Reboot MSK Broker Node via Lambda function

40 Views Asked by At

I am trying to reboot an MSK broker node, using boto3 API that's deployed on a lambda function. But, the call kept timing out with no error message that could be of use. Furthermore, upon realizing that the MSK API service I am trying to talk to was in another VPC than that of the invoking client (lambda function), we tried another approach: Use an API gateway, attach a VPC endpoint to it, and add the lambda trigger to the endpoint on the API gateway that would again invoke the same boto3 API code we had earlier in the plain lambda function. Yet, the call times out.

What we have verified:

  • permission required to perform the reboot broker action. It is present in the IAM policy attached to the lambda function that invokes the API call.
  • if we're able to invoke the API endpoint of the gateway via VPCe: Yes we're able to, as it returns a 200 response if we commented the API call to reboot broker endpoint on the MSK API service.

Overall, I am looking for an example where one has used a lambda function to invoke a boto3 API to reboot an MSK broker node. I do not see this example scenario covered by AWS in their documentation as of today.

1

There are 1 best solutions below

1
EdbE On

Just for the context, this is my code:

import boto3

def lambda_handler(event, context):
    cluster_arn = event.get('arn')
    broker_id = event.get('brokerId')

    # Create an MSK client
    msk_client = boto3.client('kafka')

    # Reboot the broker
    response = msk_client.reboot_broker(
        ClusterArn=cluster_arn,
        BrokerIds=[broker_id]
    )

    # Check the response for confirmation
    if response['ResponseMetadata']['HTTPStatusCode'] == 200:
        return "Broker reboot initiated successfully"
    else:
        return "Broker reboot failed"

This code works properly, and I can observe my broker being rebooted right at this moment. The API invocation successful code 200 indicates that the API was successfully accepted by the service. The reboot itself is async and takes whatever time it takes.
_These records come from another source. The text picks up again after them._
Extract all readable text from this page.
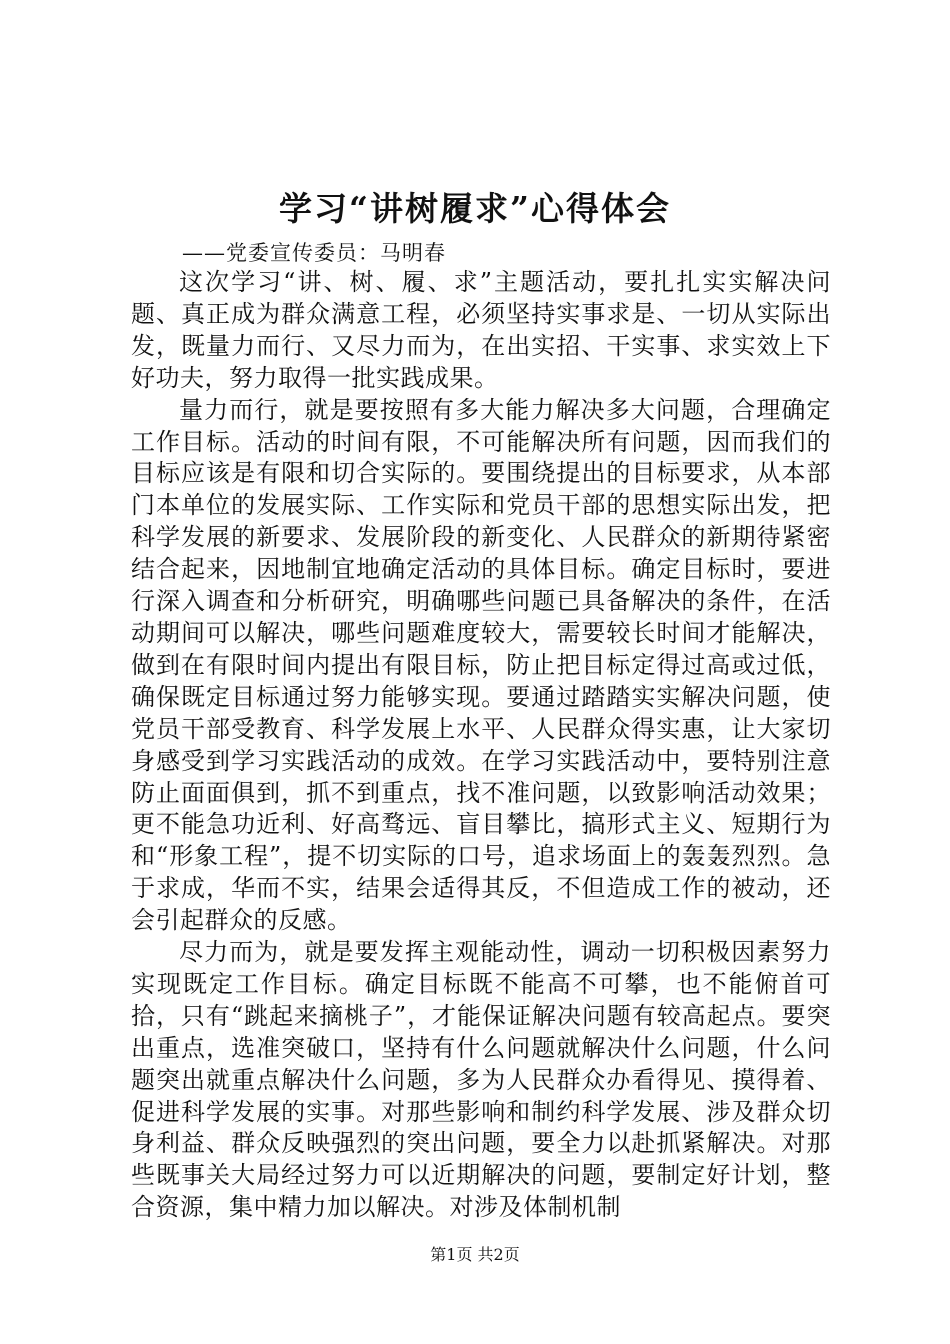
学习“讲树履求”心得体会
——党委宣传委员：马明春

这次学习“讲、树、履、求”主题活动，要扎扎实实解决问题、真正成为群众满意工程，必须坚持实事求是、一切从实际出发，既量力而行、又尽力而为，在出实招、干实事、求实效上下好功夫，努力取得一批实践成果。

量力而行，就是要按照有多大能力解决多大问题，合理确定工作目标。活动的时间有限，不可能解决所有问题，因而我们的目标应该是有限和切合实际的。要围绕提出的目标要求，从本部门本单位的发展实际、工作实际和党员干部的思想实际出发，把科学发展的新要求、发展阶段的新变化、人民群众的新期待紧密结合起来，因地制宜地确定活动的具体目标。确定目标时，要进行深入调查和分析研究，明确哪些问题已具备解决的条件，在活动期间可以解决，哪些问题难度较大，需要较长时间才能解决，做到在有限时间内提出有限目标，防止把目标定得过高或过低，确保既定目标通过努力能够实现。要通过踏踏实实解决问题，使党员干部受教育、科学发展上水平、人民群众得实惠，让大家切身感受到学习实践活动的成效。在学习实践活动中，要特别注意防止面面俱到，抓不到重点，找不准问题，以致影响活动效果；更不能急功近利、好高骛远、盲目攀比，搞形式主义、短期行为和“形象工程”，提不切实际的口号，追求场面上的轰轰烈烈。急于求成，华而不实，结果会适得其反，不但造成工作的被动，还会引起群众的反感。

尽力而为，就是要发挥主观能动性，调动一切积极因素努力实现既定工作目标。确定目标既不能高不可攀，也不能俯首可拾，只有“跳起来摘桃子”，才能保证解决问题有较高起点。要突出重点，选准突破口，坚持有什么问题就解决什么问题，什么问题突出就重点解决什么问题，多为人民群众办看得见、摸得着、促进科学发展的实事。对那些影响和制约科学发展、涉及群众切身利益、群众反映强烈的突出问题，要全力以赴抓紧解决。对那些既事关大局经过努力可以近期解决的问题，要制定好计划，整合资源，集中精力加以解决。对涉及体制机制

第1页 共2页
As for the issues with timing out invocation you are experiencing, I would like to mention the following:

  1. Boto3 reboot API is an MSK level API, not Kafka level.
  2. As a result of #1, you don't need to invoke it in the VPC where your cluster is running. It doesn't use brokers, nor bootstrap, nor Zookeeper to reboot a broker. It's a service endpoint.
  3. Not sure it could be related to IAM, but just in case, please check you have all required permissions to execute MSK APIs

IAM permissions for rebooting brokers:

        {
            "Sid": "AllowMskApis",
            "Effect": "Allow",
            "Action": [
                "kafka:ListClusters",
                "kafka:ListClustersV2",
                "kafka:ListNodes",
                "kafka:DescribeCluster",
                "kafka:GetBootstrapBrokers",
                "kafka:RebootBroker"
            ],
            "Resource": [
                "*"
            ]
        }